II. LE JOUR DU SEIGNEUR

CE JOUR QU’A FAIT LE SEIGNEUR, EXULTONS ET SOYONS DANS LA JOIE (PS 117, 24).

LE JOUR DE LA RÉSURRECTION : LA CRÉATION NOUVELLE
2174 Jésus est ressuscité d’entre les morts,  » le premier jour de la semaine  » (Mt 28,1 ; Mc 16,2 ; Lc 24,1 ; Jn 20,1). En tant que  » premier jour « , le jour de la Résurrection du Christ rappelle la première création. En tant que  » huitième jour  » qui suit le sabbat (cf. Mc 16,1 ; Mt 28,1) il signifie la nouvelle création inaugurée avec la Résurrection du Christ. Il est devenu pour les chrétiens le premier de tous les jours, la première de toutes les fêtes, le jour du Seigneur (Hè kuriakè hèmera, dies dominica), le  » dimanche
Nous nous assemblons tous le jour du soleil parce que c’est le premier jour [après le Sabbat juif, mais aussi le premier jour] où, Dieu tirant la matière des ténèbres, a créé le monde et que, ce même jour, Jésus Christ notre Sauveur, ressuscita d’entre les morts (S. Justin, apol. 1, 67).
LE DIMANCHE – ACCOMPLISSEMENT DU SABBAT
2175 Le Dimanche se distingue expressément du Sabbat auquel il succède chronologiquement, chaque semaine, et dont il remplace pour les chrétiens la prescription cérémonielle. Il accomplit, dans la Pâque du Christ, la vérité spirituelle du sabbat juif et annonce le repos éternel de l’homme en Dieu. Car le culte de la loi préparait le mystère du Christ, et ce qui s’y pratiquait figurait quelque trait relatif au Christ (cf. 1 Co 10, 11) :
Ceux qui vivaient selon l’ancien ordre des choses sont venus à la nouvelle espérance, n’observant plus le sabbat, mais le Jour du Seigneur, en lequel notre vie est bénie par Lui et par sa mort (S. Ignace d’Antioche, Magn. 9, 1).

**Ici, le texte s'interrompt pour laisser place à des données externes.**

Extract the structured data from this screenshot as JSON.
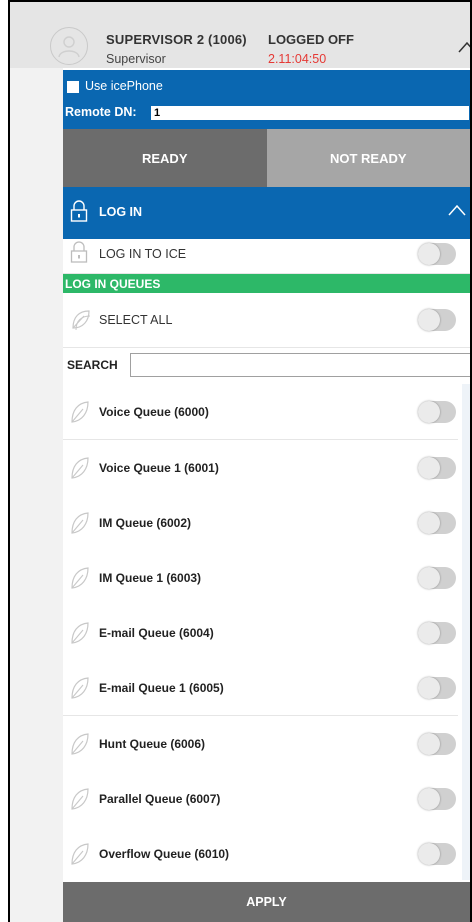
{
  "user": {
    "name": "SUPERVISOR 2 (1006)",
    "role": "Supervisor",
    "status": "LOGGED OFF",
    "timer": "2.11:04:50",
    "timer_color": "#e53935"
  },
  "icephone": {
    "label": "Use icePhone",
    "checked": false,
    "remote_dn_label": "Remote DN:",
    "remote_dn_value": "1"
  },
  "ready_state": {
    "ready_label": "READY",
    "not_ready_label": "NOT READY"
  },
  "login_section": {
    "title": "LOG IN",
    "login_to_ice_label": "LOG IN TO ICE",
    "login_to_ice_on": false
  },
  "queues": {
    "title": "LOG IN QUEUES",
    "select_all_label": "SELECT ALL",
    "search_label": "SEARCH",
    "search_value": "",
    "items": [
      {
        "label": "Voice Queue (6000)",
        "on": false
      },
      {
        "label": "Voice Queue 1 (6001)",
        "on": false
      },
      {
        "label": "IM Queue (6002)",
        "on": false
      },
      {
        "label": "IM Queue 1 (6003)",
        "on": false
      },
      {
        "label": "E-mail Queue (6004)",
        "on": false
      },
      {
        "label": "E-mail Queue 1 (6005)",
        "on": false
      },
      {
        "label": "Hunt Queue (6006)",
        "on": false
      },
      {
        "label": "Parallel Queue (6007)",
        "on": false
      },
      {
        "label": "Overflow Queue (6010)",
        "on": false
      }
    ]
  },
  "apply_label": "APPLY",
  "colors": {
    "primary_blue": "#0a67b1",
    "queue_green": "#2db868",
    "dark_gray": "#6c6c6c",
    "light_gray": "#a6a6a6"
  },
  "icons": [
    "user-avatar-icon",
    "chevron-up-icon",
    "lock-icon",
    "leaf-icon",
    "select-all-icon"
  ]
}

2176 La célébration du dimanche observe la prescription morale naturellement inscrite au cœur de l’homme de  » rendre à Dieu un culte extérieur, visible, public et régulier sous le signe de son bienfait universel envers les hommes  » (S. Thomas d’A., s. th. 2-2, 122, 4). Le culte dominical accomplit le précepte moral de l’Ancienne Alliance dont il reprend le rythme et l’esprit en célébrant chaque semaine le Créateur et le Rédempteur de son peuple.
L’EUCHARISTIE DOMINICALE
2177 La célébration dominicale du Jour et de l’Eucharistie du Seigneur est au cœur de la vie de l’Église.  » Le dimanche, où, de par la tradition apostolique, est célébré le mystère pascal, doit être observé dans l’Église tout entière comme le principal jour de fête de précepte  » (⇒ CIC, can. 1246, § 1).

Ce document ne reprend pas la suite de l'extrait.